Actually there’s enough in your own culture and history of nationalized health care that alarms some people in the U.S. If you’ve had good health care coverage (and the great majority of Americans with private insurance plans feel this way), words like “rationing” raise concern:
*"Leaked documents passed to The Times show that while ministers promise patients choice, a series of barriers are being erected limiting GPs’ rights to refer people to consultants.
The documents reveal that health trusts across London have drawn up plans to establish panels that will “monitor” how many patients are referred to hospital by GPs. Local health trusts have been told that they must cut GP referral rates to those of the lowest 10 per cent nationally. This, the document claims, would save £25 million a year in the capital."*
An editorial from the Times of London reprinted in our local paper today:
*" THERE IS a truth about modern health care that is consistently ignored. Demand will always beat supply.
That is because the demands we have of the service are now out of all alignment with our willingness to pay for them. There are more pensioners than in any previous era and they are living to the ripe ages at which they contract expensively treatable diseases. The genius of health scientists has made more diseases treatable, usually with new drugs that are, at least initially, very expensive. It is not surprising that citizens demand all that can be done. In a public system, every citizen is sensitive to pain and insensitive to price.

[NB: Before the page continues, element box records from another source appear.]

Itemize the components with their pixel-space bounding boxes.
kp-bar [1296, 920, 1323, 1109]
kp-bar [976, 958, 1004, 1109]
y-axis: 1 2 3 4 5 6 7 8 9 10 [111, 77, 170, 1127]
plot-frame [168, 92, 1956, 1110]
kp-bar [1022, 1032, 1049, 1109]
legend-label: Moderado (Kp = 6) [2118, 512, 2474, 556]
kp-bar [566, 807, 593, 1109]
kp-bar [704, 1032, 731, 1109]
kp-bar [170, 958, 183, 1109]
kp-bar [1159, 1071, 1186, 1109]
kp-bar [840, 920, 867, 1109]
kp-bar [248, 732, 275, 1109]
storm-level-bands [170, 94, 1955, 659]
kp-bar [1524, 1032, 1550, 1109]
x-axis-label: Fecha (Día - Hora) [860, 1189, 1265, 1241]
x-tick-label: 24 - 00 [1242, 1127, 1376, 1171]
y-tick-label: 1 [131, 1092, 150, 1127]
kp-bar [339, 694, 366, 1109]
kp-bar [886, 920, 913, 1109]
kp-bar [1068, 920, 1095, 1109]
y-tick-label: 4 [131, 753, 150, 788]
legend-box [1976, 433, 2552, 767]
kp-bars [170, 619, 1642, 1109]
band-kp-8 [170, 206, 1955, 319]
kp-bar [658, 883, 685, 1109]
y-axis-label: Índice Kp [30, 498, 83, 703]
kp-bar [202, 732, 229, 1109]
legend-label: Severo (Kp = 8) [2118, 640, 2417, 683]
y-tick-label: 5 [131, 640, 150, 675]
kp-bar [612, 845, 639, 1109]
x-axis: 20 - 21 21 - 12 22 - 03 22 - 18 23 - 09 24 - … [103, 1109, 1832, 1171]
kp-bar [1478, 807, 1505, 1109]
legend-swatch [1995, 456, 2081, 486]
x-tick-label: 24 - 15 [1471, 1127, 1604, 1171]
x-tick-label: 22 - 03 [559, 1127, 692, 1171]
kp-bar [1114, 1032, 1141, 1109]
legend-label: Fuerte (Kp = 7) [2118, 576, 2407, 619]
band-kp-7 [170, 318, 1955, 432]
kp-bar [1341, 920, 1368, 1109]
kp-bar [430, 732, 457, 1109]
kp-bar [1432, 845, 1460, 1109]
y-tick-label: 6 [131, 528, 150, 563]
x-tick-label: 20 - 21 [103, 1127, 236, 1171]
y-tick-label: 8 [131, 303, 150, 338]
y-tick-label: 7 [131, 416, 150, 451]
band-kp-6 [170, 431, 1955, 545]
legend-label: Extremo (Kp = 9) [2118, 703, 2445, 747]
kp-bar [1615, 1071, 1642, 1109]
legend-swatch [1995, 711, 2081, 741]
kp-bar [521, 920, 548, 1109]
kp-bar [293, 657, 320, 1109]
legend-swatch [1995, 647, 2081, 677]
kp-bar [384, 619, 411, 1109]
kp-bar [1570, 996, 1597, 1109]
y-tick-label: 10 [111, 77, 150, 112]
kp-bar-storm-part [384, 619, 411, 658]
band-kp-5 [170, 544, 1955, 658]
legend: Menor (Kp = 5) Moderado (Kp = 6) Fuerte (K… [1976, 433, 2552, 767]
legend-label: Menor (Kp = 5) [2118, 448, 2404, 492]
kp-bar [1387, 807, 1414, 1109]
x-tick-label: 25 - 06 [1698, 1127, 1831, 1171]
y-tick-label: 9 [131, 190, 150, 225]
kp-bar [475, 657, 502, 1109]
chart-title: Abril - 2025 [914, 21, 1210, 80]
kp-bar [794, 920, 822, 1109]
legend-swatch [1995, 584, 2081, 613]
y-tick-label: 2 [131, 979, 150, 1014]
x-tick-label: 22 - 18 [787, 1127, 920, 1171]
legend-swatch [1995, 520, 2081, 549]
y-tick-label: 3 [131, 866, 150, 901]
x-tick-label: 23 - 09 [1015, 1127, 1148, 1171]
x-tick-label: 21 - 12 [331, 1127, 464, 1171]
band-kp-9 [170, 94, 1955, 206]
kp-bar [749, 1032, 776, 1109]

At the same time, health care is getting less effective at preventing conditions such as obesity and its associated links with diabetes that are the upshot of dietary and lifestyle choices. Britain’s National Health Service has never really been that. It is a national illness-fixing service. The health of the nation actually has rather little to do with the NHS and that poor correlation is getting worse, to costly effect.
These are serious problems, but the solutions are not hard to enumerate, even if they are difficult to swallow. Health care will have to be rationed further. We can do this by price, by availability or by time. Patients can be charged for some services that are currently free; some elective and noncatastrophic services may have to be excluded; or people will again have to get used to waiting a long time.
It makes no sense to pretend that fully comprehensive health provision can all be funded out of general taxation. … The greatest danger to health care in Britain comes from those false friends who are still pretending that we do not need to change."*
– The Times, London
This is not to say that there isn’t concern and anger over insurance company rationing of some forms of health care, and many Americans see the need to expand coverage and prevent catastrophic illness from economically devastating as many people as it does. But we also know how badly our government can fart up things, and there’s a sense among many that even with Obama’s proposed “limited” expansion of government into health care we are not getting the full story of what to expect and how it will be funded.
So let’s not pretend it’s all a matter of American politics and “culture”.